Hi wine-devel I have problems with tests I written last time. The problem is connected with privileges levels under Windows.
The method I'm testing is IGameExplorer::AddGame, which registers given game in Windows Game Explorer. One of it's parameters (installScope) defines if game should be registered for all users or only currently logged one. The problem is that routine's behaviour depends on if application was started with administrative privileges or not.
If I call method with GIS_ALL_USERS parameter, it succeeds only with administrative privileges (fails if I run it as normal user). If I call it with GIS_CURRENT_USER parameter, it succeeds under normal user level, and fails (sic!) under administrative.
My question is, how I should write tests to support both of these cases. Both seems to be exclusive, and I prefer first to ask, rather than trying implement it in some odd (and probably wrong) way. I also want to make it available to run under Wine project's test machines, but I don't know how they're configured and will them allow me to test administrative case.
2010/7/16 Mariusz Pluciński vshader@gmail.com:
Hi wine-devel I have problems with tests I written last time. The problem is connected with privileges levels under Windows.
The method I'm testing is IGameExplorer::AddGame, which registers given game in Windows Game Explorer. One of it's parameters (installScope) defines if game should be registered for all users or only currently logged one. The problem is that routine's behaviour depends on if application was started with administrative privileges or not.
If I call method with GIS_ALL_USERS parameter, it succeeds only with administrative privileges (fails if I run it as normal user). If I call it with GIS_CURRENT_USER parameter, it succeeds under normal user level, and fails (sic!) under administrative.
My question is, how I should write tests to support both of these cases. Both seems to be exclusive, and I prefer first to ask, rather than trying implement it in some odd (and probably wrong) way. I also want to make it available to run under Wine project's test machines, but I don't know how they're configured and will them allow me to test administrative case.
Use broken() to denote the administrator case --
ok(hr == S_OK || broken(hr == E_ACCESSDENIED) /* non-Admin user */, IGameExplorer_AddGame(...));
This means that E_ACCESSDENIED is a valid case on Windows, but not on Wine.
- Reece
W dniu 16.07.2010 19:59, Reece Dunn pisze:
Use broken() to denote the administrator case --
ok(hr == S_OK || broken(hr == E_ACCESSDENIED) /* non-Admin user
*/, IGameExplorer_AddGame(...));
This means that E_ACCESSDENIED is a valid case on Windows, but not on Wine.
- Reece
Yes, I know how broken() works, but there are two problems with it:
First problem, is that this is not what I want to do. I did not wrote about it in previous mail, but I do a little more than only calling this procedure. In details, this routine writes some data into registry and after call I check these data. These data depends on the parameter I described before (installScope).
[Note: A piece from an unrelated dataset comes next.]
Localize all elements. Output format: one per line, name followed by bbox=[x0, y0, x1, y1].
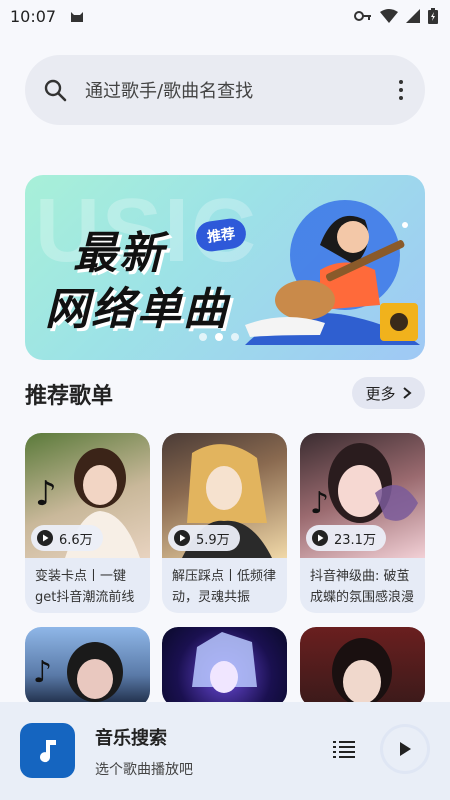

The problem is that I can run these tests on Windows, manually selecting permission level (and they behave as I described before), and they behave as I expected (I described how this routine behaves on several cases). I hope that making it able to run on Windows will let me to be sure that data produced by my library are identical like this created by Windows' one.
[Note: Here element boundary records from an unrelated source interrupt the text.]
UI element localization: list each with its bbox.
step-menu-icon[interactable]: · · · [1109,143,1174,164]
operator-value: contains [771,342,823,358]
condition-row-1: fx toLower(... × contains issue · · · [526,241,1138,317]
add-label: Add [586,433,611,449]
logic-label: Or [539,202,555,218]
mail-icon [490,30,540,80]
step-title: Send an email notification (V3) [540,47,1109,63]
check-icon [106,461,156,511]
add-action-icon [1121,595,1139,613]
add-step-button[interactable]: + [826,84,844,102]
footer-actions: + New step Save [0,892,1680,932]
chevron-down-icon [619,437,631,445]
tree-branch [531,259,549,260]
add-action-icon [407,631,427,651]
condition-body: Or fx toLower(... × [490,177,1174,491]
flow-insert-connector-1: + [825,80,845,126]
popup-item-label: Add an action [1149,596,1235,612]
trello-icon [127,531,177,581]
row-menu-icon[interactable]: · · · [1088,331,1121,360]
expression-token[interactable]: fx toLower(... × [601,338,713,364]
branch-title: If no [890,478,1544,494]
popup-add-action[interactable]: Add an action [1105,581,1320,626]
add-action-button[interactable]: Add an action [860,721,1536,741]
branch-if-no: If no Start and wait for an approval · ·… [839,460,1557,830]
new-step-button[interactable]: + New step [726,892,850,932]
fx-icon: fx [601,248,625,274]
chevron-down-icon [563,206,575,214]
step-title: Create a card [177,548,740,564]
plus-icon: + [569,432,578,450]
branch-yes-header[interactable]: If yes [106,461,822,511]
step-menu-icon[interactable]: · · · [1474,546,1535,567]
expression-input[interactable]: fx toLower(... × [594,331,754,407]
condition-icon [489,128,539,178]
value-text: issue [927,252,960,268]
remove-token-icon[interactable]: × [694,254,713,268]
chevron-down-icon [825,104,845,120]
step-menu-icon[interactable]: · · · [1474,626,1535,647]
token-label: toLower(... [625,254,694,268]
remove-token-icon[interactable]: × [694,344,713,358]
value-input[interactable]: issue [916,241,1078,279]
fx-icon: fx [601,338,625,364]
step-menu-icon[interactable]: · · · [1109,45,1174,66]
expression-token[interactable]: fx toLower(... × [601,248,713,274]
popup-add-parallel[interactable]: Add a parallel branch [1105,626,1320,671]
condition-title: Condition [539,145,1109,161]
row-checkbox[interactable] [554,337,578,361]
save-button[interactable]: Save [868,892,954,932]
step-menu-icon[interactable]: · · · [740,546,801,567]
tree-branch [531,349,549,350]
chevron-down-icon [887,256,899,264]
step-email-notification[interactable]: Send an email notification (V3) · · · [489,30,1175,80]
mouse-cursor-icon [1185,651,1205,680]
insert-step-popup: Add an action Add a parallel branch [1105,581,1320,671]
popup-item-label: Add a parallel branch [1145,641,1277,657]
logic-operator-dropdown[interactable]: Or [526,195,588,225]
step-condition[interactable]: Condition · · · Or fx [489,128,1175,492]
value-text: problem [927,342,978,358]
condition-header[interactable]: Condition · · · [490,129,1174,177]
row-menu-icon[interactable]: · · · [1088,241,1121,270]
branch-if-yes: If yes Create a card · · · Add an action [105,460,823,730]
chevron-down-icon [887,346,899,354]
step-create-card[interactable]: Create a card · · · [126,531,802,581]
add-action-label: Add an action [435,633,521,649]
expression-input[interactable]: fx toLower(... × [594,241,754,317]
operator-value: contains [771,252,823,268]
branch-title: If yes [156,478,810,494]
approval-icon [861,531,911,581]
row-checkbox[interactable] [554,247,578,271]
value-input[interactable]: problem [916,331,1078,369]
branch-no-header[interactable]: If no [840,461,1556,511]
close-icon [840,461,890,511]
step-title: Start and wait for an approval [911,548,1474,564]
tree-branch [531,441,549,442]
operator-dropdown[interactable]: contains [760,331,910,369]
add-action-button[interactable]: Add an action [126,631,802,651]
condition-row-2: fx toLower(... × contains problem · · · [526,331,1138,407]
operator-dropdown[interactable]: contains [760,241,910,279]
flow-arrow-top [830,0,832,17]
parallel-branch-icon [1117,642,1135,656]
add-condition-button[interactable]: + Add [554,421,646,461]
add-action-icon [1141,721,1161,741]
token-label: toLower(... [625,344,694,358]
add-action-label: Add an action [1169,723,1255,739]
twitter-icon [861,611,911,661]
Second problem is that I cannot simply compare result with some ACCESSDENIED error code, cause this routine simply does not return it. Instead, when the "access denied" occurs, it returns E_FAIL, as in almost every other problem. And I cannot do broken(hr==E_FAIL), because then test will be always passed on Windows, even if completely other problem occurs. So, even if I give up with checking data, broken() won't work here.